Image Credit: @JoshuaCavallo via Twitter
One day this won’t be brave. But for now, it is. One day this will just be a part of sport. But for now, it isn’t.
When Australian footballer Josh Cavallo came out as gay just over a fortnight ago, he knew he would instantly become worldwide news. What he couldn’t predict quite so easily was whether the reception would be positive or negative. Was men’s professional football finally ready to welcome a homosexual player? The answer has been a resounding YES.
It is a damning indictment of the men’s game at elite level that before Cavallo’s social media post entered the public domain late last month, not a single footballer was openly gay in any of the world’s top-tier domestic leagues. It provides a ludicrous statistical anomaly. Gay footballers exist. They just haven’t felt they can tell the world yet. Well, now one has. Josh Cavallo’s story is a captivating one. But the hope is that his strength can now be harnessed by more gay footballers who need that final reassurance.
"What a crippling thought: to imagine an existence where you feel your biggest passion and your sexuality cannot be married together in harmony."
In 1981, Justin Fashanu became the world’s first £1 million black player when he moved from Norwich City to Nottingham Forest. Fashunu went on to play for the likes of West Ham United, Manchester City and the England U21s. In 1990 — while playing in the lower leagues at the end of his career — Fashanu came out as gay. The story was broken by The Sun, who used the hideous word ‘confessed.’ No one confesses to being gay now. They simply announce that they are. Or they don’t... if they’re an elite male footballer.

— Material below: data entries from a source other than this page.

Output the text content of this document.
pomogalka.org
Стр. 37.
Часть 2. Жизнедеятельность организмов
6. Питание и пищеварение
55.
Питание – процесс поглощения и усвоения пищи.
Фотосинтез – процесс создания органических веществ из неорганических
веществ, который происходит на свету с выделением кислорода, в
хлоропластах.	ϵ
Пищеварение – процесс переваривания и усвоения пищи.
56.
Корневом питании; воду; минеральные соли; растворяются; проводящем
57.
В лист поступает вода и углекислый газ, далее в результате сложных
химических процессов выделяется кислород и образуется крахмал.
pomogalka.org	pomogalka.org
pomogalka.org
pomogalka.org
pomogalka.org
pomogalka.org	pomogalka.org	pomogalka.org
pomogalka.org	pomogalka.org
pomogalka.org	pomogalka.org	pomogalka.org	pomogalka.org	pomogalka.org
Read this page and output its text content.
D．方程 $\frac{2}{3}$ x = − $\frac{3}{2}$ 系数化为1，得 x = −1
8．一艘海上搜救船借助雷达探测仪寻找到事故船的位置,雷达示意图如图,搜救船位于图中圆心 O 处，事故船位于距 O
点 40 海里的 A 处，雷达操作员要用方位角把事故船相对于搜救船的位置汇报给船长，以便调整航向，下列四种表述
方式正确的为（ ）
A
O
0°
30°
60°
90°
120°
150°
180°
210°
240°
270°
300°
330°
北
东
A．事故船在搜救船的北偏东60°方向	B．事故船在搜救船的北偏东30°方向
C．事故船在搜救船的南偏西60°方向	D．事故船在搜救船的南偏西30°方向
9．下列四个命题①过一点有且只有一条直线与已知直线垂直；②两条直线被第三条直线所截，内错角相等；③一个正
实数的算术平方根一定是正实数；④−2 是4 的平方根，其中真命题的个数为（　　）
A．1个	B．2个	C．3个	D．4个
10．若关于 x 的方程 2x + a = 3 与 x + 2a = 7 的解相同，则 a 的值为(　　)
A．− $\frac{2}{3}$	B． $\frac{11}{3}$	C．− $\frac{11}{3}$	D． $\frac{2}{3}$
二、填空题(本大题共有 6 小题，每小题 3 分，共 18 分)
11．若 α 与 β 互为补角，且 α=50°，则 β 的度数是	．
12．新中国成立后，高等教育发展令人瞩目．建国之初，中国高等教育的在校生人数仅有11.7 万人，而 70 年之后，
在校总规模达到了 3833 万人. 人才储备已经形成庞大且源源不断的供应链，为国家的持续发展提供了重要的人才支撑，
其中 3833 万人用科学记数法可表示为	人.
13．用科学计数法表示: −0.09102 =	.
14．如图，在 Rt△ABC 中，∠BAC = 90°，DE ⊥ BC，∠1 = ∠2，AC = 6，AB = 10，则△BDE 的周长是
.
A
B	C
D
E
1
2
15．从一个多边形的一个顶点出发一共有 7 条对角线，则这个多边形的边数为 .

His brother John Fashanu, who played for the England seniors, called Justin an “outcast” and said he never wished to share a changing room or football pitch with him again. John Fashanu did later apologise and acknowledge that he had been “selfish” and “wrong.” But his reaction was depressingly familiar to his brother, whose bravery did not get the reception it would today.
Justin Fashanu was the world’s first ever gay footballer. In 1998, he hanged himself.
Time then stopped until the next high-profile male footballer came out. In 2014, a year after his retirement, former Aston Villa and Germany midfielder Thomas Hitzlsperger announced that he was gay. He had previously split from a girlfriend of eight years just a month before their marriage, and said he had only recently learned that he was gay. He added that he felt he couldn’t have come out during his playing career.
Fast forward to October 2021, and Adelaide United’s Josh Cavallo became the first gay active footballer in any top league world-wide. He told his teammates first and was delighted by their response. They said they wouldn't treat him any differently and that they saw him as the same Josh they knew the day before. Justin Fashanu never received a response even remotely similar.
21-year-old left-back Cavallo then went public with a sit-down interview video on his social media channels. “I was counting down the hours, the minutes, the days,” he told The Guardian. “This was such a long time coming for me. I was really, really, really excited. When I pressed that ‘post’ button, I instantly had this sign of relief. I was honestly on top of the world.” His phone started crashing instantly, such was the phenomenal reception he received. “I had something like over 7,000 messages on Instagram.”
In the hours after his video went live, Gerard Piqué, Gary Lineker, Antoine Griezmann and Marcus Rashford posted messages of support. He received private messages from Jesse Lingard and Zlatan Ibrahimović. Cavallo is pleased that those world stars used their reaches in such a way. “They’re straight footballers that say: ‘This is perfectly fine and natural. It happens in the outside world so why can’t it happen in football?’” When Marcus Rashford speaks, people listen. We know that. The same is now emphatically true about Josh Cavallo.
But it hadn’t all been easy. “I thought of alternatives,” Cavallo admitted. “I didn’t want to continue playing football and being a closeted gay man and not happy. On the pitch it was great, but when I got off the pitch it was hell. I didn’t want to be somebody else. I wanted to be myself. But at the end of the day, I wasn’t happy outside football. I was very depressed.”
Cavallo found strength — something that takes a lot of courage in the football community. His strength has restarted a conversation left lamentably dormant for far, far too long. The Rainbow Laces campaign in English football is a force for good, and has its place in football. Yet Cavallo’s story is tangible, it’s real. The hope is that his confidence can inspire more gay footballers to break out from their eternal self-suppression.
What a crippling thought: to imagine an existence where you feel your biggest passion and your sexuality cannot be married together in harmony. Among the horde of messages he has received have been one or two from footballers in similar positions to him. Some have asked for help and advice. Others have thanked him for making their lives easier. This story matters because it offers a glimpse of a time when it no longer will. Josh Cavallo has changed the game.